On 13 July, Moscow City District Court concluded the trial of five Chechen-born men accused of murdering Russian opposition politician Boris Nemtsov. All were found guilty and sentenced to 11–19 years in prison.

According to Russian state news agency RIA Novosti, Zaur Dadayev, the direct executor of the murder, received the longest term. He was sentenced to 20 years in prison in a maximum security penal colony. The Prosecutor’s Office had demanded a life sentence for him. He has also been deprived of his military rank and order of courage, which he received for his service in the Sever battalion of Russia’s Interior Ministry.

Other members of the group — Anzor and Shadid Gubashev, Temirlan Eskerkhanov, and Khamzat Bakhayev, were also found guilty. The court ruled that they followed the politician and provided transport to the killer. They were sentenced to 11, 14, 16, and 19 years in prison respectively.

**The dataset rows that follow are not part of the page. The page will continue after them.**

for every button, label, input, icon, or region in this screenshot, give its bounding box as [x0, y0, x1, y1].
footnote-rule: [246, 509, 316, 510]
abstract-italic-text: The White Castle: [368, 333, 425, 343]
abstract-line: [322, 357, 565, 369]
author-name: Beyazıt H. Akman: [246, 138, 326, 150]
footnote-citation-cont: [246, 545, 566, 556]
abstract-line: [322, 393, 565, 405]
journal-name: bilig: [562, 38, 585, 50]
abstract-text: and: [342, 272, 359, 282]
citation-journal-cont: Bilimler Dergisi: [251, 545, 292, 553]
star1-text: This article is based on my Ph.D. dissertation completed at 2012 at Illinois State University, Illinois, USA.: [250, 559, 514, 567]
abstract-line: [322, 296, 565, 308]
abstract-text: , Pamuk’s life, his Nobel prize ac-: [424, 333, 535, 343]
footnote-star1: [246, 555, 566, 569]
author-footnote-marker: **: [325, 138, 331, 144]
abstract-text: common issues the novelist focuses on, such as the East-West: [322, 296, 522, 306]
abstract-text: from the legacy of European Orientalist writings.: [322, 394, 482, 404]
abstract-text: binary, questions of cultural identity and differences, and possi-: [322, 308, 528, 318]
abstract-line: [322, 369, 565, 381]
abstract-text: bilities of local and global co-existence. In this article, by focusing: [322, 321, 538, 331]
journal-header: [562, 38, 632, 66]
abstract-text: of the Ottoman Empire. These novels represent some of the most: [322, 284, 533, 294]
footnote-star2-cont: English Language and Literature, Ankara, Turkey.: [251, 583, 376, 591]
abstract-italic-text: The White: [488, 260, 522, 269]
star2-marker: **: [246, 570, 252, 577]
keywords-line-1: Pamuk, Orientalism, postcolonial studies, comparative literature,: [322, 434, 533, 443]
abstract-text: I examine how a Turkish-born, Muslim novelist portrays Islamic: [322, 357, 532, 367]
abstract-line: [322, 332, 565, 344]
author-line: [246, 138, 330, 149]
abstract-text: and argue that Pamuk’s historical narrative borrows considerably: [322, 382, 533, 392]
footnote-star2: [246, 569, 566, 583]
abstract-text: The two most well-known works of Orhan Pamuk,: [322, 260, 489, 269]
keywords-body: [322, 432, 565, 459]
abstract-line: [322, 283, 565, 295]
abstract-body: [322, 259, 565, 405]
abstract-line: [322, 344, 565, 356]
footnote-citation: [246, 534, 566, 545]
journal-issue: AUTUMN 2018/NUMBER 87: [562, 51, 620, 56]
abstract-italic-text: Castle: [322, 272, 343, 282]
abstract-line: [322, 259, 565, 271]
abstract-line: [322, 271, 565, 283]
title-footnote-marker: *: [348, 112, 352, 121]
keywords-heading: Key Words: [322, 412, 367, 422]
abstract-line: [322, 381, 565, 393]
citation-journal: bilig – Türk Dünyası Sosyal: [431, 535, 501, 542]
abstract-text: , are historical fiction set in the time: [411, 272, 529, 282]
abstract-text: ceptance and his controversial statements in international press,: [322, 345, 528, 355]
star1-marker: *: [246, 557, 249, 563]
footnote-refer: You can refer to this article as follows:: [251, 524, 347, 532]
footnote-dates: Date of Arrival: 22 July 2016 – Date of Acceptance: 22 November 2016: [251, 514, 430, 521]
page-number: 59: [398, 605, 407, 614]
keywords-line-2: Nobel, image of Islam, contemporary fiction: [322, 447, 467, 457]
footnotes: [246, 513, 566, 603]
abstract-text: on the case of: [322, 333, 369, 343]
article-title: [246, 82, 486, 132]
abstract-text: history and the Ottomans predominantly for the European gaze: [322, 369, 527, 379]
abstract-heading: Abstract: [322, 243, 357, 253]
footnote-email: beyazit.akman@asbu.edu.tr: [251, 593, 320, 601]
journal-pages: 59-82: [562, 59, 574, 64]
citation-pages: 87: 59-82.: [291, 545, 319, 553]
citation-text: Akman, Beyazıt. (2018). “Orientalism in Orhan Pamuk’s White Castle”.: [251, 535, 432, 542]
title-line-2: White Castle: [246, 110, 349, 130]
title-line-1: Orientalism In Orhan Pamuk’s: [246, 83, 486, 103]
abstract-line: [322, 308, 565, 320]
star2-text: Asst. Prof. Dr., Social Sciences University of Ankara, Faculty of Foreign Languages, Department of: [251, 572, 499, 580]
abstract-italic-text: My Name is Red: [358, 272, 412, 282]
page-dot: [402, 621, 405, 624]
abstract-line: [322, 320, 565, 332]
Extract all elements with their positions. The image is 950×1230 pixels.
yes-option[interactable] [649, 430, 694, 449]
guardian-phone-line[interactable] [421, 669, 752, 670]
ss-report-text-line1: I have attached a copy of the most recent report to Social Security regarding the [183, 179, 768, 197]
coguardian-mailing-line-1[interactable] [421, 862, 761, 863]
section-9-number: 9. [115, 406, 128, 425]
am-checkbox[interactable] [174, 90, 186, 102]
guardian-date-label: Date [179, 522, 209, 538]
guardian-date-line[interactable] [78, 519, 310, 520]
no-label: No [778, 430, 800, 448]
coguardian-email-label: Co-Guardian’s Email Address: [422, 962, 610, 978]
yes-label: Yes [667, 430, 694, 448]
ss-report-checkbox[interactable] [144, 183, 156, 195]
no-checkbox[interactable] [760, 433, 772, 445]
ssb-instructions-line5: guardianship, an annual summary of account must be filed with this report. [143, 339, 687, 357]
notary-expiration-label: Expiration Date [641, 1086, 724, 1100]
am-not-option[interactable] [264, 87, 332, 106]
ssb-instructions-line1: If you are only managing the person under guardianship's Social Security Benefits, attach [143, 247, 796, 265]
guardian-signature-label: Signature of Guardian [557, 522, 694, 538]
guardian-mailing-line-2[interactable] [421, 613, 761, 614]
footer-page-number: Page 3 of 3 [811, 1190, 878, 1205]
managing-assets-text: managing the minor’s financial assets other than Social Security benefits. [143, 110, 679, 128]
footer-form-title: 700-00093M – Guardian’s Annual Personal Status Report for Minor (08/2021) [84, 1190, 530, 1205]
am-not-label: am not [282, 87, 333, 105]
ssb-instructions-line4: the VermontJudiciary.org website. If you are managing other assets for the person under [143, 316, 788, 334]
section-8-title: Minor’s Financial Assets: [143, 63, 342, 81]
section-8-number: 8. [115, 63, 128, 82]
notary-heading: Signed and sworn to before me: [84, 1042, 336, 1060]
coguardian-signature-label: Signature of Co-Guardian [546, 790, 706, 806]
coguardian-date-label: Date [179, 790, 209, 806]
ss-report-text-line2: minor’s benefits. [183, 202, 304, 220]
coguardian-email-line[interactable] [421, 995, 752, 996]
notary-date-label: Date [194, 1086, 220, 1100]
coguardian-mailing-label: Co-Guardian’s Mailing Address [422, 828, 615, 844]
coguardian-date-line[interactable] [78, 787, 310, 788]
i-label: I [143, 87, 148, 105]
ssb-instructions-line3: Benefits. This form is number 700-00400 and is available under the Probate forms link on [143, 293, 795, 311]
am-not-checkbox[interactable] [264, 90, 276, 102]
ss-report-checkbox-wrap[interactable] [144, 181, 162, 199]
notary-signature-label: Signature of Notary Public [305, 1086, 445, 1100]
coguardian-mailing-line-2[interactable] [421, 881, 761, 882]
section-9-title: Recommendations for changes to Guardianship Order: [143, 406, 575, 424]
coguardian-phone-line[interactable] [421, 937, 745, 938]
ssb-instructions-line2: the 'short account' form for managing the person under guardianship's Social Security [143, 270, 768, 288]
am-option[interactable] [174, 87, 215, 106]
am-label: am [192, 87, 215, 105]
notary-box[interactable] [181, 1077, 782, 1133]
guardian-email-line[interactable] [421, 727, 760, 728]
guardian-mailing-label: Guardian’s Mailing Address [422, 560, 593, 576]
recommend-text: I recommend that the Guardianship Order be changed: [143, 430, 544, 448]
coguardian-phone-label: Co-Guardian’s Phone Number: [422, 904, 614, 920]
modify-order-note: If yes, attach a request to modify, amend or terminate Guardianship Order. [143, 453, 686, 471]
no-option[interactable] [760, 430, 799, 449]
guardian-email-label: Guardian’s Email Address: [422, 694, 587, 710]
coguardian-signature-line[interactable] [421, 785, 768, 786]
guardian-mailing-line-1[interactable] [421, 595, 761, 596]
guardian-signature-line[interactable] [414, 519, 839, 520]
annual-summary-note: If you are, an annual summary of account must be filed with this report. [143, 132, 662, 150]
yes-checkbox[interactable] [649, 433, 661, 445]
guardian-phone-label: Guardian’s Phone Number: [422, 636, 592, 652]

Another suspect, Beslan Shavanov, was killed in Grozny several days after Nemtsov’s murder. According to the official version of events, he blew himself up with a grenade after security forces surrounded him. The Sever Battalion command stated that Shavanov had resigned from service shortly before the incident.

The court also imposed fines of ₽100,000 ($1,700) on each of the convicts.

Boris Nemtsov, who was in strict opposition to the current Russian leadership, was shot dead on the Bolshoy Moskvoretsky Bridge in Moscow, several hundred metres from the Kremlin, on the night of 28 February 2015. Shortly before his murder, Nemtsov stated that he was in fear for his life, which was confirmed by the editor-in-chief of the radio Ekho Moskvy, Aleksey Venediktov.